Steve Jobs innovative idea of a personel computer led him into revolutionizing the computer hardware and software industry. When Jobs was twenty one, he and a friend, Wozniak, built a personel computer called the Apple. The Apple changed people's idea of a computer from a gigantic and inscrutable mass of vacuum tubes only used by big business and the government to a small box used by ordinary people. No company has done more to democratize the computer and make it user-friendly than Apple Computer Inc. Jobs software development for the Macintosh re-introduced windows interface and mouse technology which set a standard for all applications interface in software.

Friday, February 03, 2006

Mordern Computers Make History

"History of Modern Computers" finally brings us to a name most of you will have heard of. IBM stands for International Business Machines, the largest computer company in the world today. IBM is responsible for numerous inventions having to do with computers.
The company incorporated in 1911, starting as a major producer of punch card tabulating machines. In the 1930s, IBM built a series of calculators (the 600s) based on their card processing equipment. In 1944, IBM co-sponsored the Mark 1 computer (together with Harvard University), the first machine to compute long calculations automatically.

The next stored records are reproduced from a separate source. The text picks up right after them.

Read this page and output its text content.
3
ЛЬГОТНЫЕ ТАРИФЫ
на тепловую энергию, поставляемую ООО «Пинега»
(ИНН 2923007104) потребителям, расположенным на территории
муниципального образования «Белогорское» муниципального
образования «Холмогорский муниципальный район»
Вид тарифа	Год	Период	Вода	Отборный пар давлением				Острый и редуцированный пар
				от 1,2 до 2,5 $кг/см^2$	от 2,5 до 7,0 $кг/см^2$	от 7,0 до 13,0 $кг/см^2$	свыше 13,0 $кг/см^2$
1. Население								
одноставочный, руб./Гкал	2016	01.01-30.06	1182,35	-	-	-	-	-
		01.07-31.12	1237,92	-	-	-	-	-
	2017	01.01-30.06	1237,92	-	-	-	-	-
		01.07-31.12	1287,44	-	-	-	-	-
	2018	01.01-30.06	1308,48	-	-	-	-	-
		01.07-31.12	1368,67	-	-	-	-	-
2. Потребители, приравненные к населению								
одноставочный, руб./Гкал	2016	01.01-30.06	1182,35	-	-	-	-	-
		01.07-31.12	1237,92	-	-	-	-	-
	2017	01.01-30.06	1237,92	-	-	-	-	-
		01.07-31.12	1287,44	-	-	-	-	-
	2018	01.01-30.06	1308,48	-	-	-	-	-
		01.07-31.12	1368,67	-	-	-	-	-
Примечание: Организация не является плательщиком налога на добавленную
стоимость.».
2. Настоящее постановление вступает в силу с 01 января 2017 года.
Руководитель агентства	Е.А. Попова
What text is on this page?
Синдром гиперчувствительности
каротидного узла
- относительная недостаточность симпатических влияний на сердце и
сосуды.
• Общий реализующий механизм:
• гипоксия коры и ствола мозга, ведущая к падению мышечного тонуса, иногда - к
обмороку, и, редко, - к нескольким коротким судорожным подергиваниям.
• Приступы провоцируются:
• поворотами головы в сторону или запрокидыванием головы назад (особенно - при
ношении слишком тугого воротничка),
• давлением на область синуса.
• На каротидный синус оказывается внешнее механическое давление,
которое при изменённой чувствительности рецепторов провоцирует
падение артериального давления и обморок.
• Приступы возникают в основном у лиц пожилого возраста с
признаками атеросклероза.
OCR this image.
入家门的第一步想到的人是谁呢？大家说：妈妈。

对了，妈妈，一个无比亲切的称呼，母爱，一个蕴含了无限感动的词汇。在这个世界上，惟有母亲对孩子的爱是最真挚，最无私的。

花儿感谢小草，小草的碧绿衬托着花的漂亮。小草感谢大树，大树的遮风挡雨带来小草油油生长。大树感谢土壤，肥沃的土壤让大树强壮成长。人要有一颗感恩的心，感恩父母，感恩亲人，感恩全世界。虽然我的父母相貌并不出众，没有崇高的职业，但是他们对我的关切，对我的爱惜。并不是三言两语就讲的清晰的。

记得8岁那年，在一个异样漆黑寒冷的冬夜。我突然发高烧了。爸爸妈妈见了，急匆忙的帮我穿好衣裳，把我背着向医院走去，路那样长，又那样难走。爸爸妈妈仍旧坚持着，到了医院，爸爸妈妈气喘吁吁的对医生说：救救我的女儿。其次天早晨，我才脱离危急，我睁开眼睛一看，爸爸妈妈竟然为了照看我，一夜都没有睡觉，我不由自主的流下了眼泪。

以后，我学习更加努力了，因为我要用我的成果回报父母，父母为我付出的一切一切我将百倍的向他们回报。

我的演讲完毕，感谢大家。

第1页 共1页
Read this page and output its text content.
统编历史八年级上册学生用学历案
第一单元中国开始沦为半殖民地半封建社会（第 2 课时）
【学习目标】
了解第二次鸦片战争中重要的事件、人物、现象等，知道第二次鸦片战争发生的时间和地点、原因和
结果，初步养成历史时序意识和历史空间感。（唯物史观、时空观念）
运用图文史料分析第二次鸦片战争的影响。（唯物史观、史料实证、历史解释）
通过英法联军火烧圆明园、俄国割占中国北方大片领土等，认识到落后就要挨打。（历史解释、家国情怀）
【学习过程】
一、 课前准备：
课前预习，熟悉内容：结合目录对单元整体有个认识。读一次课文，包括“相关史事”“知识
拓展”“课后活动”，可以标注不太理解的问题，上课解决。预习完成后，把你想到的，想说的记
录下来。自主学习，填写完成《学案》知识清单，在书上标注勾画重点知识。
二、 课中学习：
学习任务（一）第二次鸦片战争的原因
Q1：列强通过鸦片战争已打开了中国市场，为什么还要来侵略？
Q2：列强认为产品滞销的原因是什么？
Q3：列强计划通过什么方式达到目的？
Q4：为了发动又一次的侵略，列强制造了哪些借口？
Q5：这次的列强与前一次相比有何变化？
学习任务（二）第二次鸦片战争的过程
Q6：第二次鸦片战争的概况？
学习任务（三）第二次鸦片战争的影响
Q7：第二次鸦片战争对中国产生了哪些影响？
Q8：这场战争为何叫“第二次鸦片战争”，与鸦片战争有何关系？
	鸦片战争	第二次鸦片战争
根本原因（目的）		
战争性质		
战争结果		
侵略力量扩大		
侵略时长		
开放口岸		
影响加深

Thursday, February 02, 2006

Into the digital era.

The dawn of the digital age began in World War Two with the invention of secret computers to break German codes. More generally, the war inspired huge advances in electronics on both sides of the Atlantic. By the end of the 1940s, it was clear that the future belonged to computers.
It was the telecommunications industry that had provided the bulk of the components and expertise from which the first computers were assembled.
In the end, the favour was returned because it was in telecommunications that the new computers were able to make their biggest early impacts.

The Computer Age Dawns!



Some of the boldest early steps into the computer age were taken in Britain. Alan Turing, the father of modern computing, did his main work at Cambridge University before joining the team of code-breakers at Bletchley Park near Milton Keynes.

First electronic computer (1943) : The building of Colossus
By designing a huge machine now generally regarded as the world's first programmable electronic computer, the then Post Office Research Branch played a crucial but secret role in helping to win the Second World War. The purpose of Colossus was to decipher messages that came in on a German cipher machine, called the Lorenz SZ.